Probably not important for sidestick, rudder, or toe brakes, but everything else which is directly related to the simulated state of a physic control (parking brake, gear handle, engine master, in future flaps, and so on) should exhibit clear mastery and attempt to reset the game state where they are out of sync.

Do a PoC with, say, the parking brake, where GameController.cs properly scans the hardware at startup (at present it only really notices changes, so can start in the wrong state). That class already has a convenient place to store the current position, so they we just need a better way to detect when both it and the sim are in the correct state (the GC itself is easy because the raw might be missing, though we need to detect a controller being removed and unset it). (We might first wish to refactor to only store the old as current, with the new values being transient when scanning for changes.

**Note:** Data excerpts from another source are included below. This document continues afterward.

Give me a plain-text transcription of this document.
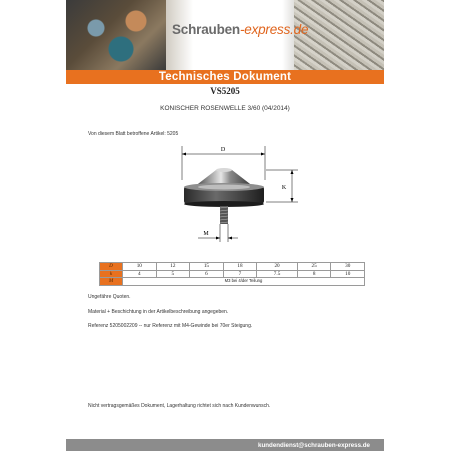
Schrauben-express.de
Technisches Dokument
VS5205
KONISCHER ROSENWELLE 3/60 (04/2014)
Von diesem Blatt betroffene Artikel: 5205
D
K
M
D	10	12	15	18	20	25	30
k	4	5	6	7	7.5	8	10
M	M3 bei 4/der Teilung						
Ungefähre Quoten.
Material + Beschichtung in der Artikelbeschreibung angegeben.
Referenz 5205002209 -- nur Referenz mit M4-Gewinde bei 70er Steigung.
Nicht vertragsgemäßes Dokument, Lagerhaltung richtet sich nach Kundenwunsch.
kundendienst@schrauben-express.de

But for this to work reliably, we really need a clearer division of responsibilities:

  • Master: the code directly facing the hardware and communicating the desired state
  • Slave: the thing which listens for the state of that(those) control(s) in the simulator (and perhaps also understands the sim state, so that we aren't trying to sync when its paused or not even running, or if an inappropriate aircraft is loaded)
  • Controller: the thing which compares the outputs/states of all the above and decides when to actually attempt to perform a sync (which in normal circumstances, i.e. control just changed and sim running with appropriate aircraft); this thing may also need to understand that the sync may not be instant, and decide whether/when to attempt to retry a sync
  • Syncer: actually does the syncing, i.e. knows what things to send where to attempt to realign everyone

That will make more sense that the current mess for physical controls, and also potentially allow the web UI to assume mastery of some things. The complication there is that we sometimes have multiple browsers looking at the same thing, so ideally we understand that only one of them can actually be a master, and that for stuff mastered by the sim itself we ideally don't need to request it from the sim to just repopulate a single instance of the web UI. So in the usual case, the Master is actually the sim-facing listener, the Slave is potentially one per SignalR client, and the state of the sim (running or not) is probably not important.